It seems that the incidents of active shooters are becoming more common. After each tragic occurrence, people ask themselves and each other what motivates the perpetrators to go on a rampage killing. They might also consider what they need to do or how they will cope with the distress of such traumatic events. The American Psychological Association (APA) describes the multitude of feelings that may overwhelm people, including sorrow, numbness, shock, anger, fear disillusionment, grief and yet more (APA, 2017). After a time, difficulties experienced in engaging in our basic drives (sleeping, eating, for example) start to settle, and thoughts begin to regain their former clarity. No sooner has the initial grief started to wane somewhat, but disaster strikes again, and the cycle repeats itself. The APA advocates for resilience strengthening, that is, to be able to adapt in the face of adversity. This is sound advice; and anyone can visit their website to read their tips on distress management (http://www.apa.org/pubs/info/reports/gun-violence-report.pdf). It is important to seek out a professional therapist if you need help, sooner is better than later.

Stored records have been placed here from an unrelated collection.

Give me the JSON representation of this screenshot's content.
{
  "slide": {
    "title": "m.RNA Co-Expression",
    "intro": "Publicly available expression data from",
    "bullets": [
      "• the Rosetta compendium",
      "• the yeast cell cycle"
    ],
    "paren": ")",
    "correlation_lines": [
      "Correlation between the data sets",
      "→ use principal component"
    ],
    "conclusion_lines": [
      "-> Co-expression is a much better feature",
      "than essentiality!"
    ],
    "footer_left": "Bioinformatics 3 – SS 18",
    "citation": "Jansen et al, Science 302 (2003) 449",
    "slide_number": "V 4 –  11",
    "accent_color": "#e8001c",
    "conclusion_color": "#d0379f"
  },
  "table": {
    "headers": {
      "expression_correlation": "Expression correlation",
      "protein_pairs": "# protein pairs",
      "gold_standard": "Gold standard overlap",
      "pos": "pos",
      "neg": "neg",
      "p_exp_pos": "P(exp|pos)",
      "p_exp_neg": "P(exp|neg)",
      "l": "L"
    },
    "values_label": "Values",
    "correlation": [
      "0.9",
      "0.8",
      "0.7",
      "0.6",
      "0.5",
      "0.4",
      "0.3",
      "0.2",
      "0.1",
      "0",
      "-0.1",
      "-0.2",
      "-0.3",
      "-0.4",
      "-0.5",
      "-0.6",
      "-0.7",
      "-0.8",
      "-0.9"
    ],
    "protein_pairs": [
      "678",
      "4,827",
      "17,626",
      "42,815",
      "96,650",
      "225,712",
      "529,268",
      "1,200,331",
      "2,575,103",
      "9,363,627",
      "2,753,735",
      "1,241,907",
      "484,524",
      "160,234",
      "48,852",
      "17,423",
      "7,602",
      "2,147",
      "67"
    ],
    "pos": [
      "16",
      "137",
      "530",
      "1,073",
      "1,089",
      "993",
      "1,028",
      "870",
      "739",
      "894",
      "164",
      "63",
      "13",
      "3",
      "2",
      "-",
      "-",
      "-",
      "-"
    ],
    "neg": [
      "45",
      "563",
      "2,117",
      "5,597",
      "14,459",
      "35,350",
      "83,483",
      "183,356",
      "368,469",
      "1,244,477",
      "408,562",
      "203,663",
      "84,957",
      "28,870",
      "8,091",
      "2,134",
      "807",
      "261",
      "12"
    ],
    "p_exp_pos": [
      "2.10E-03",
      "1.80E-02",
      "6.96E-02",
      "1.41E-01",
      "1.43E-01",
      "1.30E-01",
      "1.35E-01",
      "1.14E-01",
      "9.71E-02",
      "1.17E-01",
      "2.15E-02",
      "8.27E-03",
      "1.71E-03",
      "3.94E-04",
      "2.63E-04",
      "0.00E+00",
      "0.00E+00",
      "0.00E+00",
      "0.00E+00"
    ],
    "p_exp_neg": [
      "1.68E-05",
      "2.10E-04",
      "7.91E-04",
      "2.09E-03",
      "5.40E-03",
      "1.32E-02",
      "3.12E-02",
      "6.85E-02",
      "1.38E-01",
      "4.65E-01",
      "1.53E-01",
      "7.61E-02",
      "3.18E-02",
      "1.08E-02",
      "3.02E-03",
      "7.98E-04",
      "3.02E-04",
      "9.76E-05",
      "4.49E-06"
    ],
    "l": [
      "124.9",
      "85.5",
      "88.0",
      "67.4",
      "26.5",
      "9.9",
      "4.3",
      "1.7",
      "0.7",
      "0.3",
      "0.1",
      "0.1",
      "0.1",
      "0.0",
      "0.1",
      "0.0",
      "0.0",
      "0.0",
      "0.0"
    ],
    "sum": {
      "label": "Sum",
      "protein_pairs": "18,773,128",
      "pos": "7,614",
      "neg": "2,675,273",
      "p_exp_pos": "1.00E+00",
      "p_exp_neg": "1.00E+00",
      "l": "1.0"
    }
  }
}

However, something else can be done: it is possible, to not only be reactive and help each other better cope with the aftermath of mass shooting trauma, but to be proactive and be more guarded as an individual, or as a group, specifically in our different places of worship. Places such as churches, schools, and hospitals once thought to be community sanctuaries have had to formulate safety plans and undertake emergency trainings to proactively strengthen their resilience (Palestis, 2016). Taking a proactive stance does not mean making the congregation in constant fear; if done correctly, it is a reassurance that others are looking out for them.
It is very difficult to understand the different reasons that may trigger active shooter behavior; and sometimes these may be inaccurately described in the literature. For example, according to Dutton, White and Fogarty (2013) diaries and web sites inspected from a subset of mass shooters contradicts the commonly-held belief of their psychopathic nature or reacting because of rage from being bullied. Third-party peers described these individuals as over-exaggerating the negativity of their treatment (Dutton et al., 2013). The APA state that many possible risk factors may be precursors to the use of a firearm on other people; it is not possible to create a profile of who is likely to commit gun violence, and it is unfair, and stigmatizes the mentally ill to say most active or mass shooters are mentally ill. The APA (2017) says that the most consistent factor seems to be a history of violence. Unless the behavior attached to the violent history has been observed, it is not easy to identify such an individual. It is possible to be prepared in advance and follow recommendation to stay as safe as possible in highly traumatic situations.
There may never be satisfactory answers to what triggers active shooter behavior; preparing ourselves to lessen impact on us, to be safer in such situations, is something that can be proactively sought, specifically in places like churches, schools, and so forth. Consider reaching out and building yourself up with resilience training as an individual and specifically as a group for your establishment.
(Master’s Degree Learner, Clinical Psychology)
APA. (2017). APA Resources for Coping with Mass Shootings, Understanding Gun Violence. Retrieved from http://www.apa.org/news/press/releases/2017/10/mass-shootings.aspx
Dutton, D. G., White, K. R., & Fogarty, D. (2013). Paranoid thinking in mass shooters. Aggression and Violent Behavior, 18(5), 548-553. doi:10.1016/j.avb.2013.07.012
Palestis, K. (2016). Active shooters: What emergency nurses need to know. Journal of Forensic Nursing, 12(2), 74.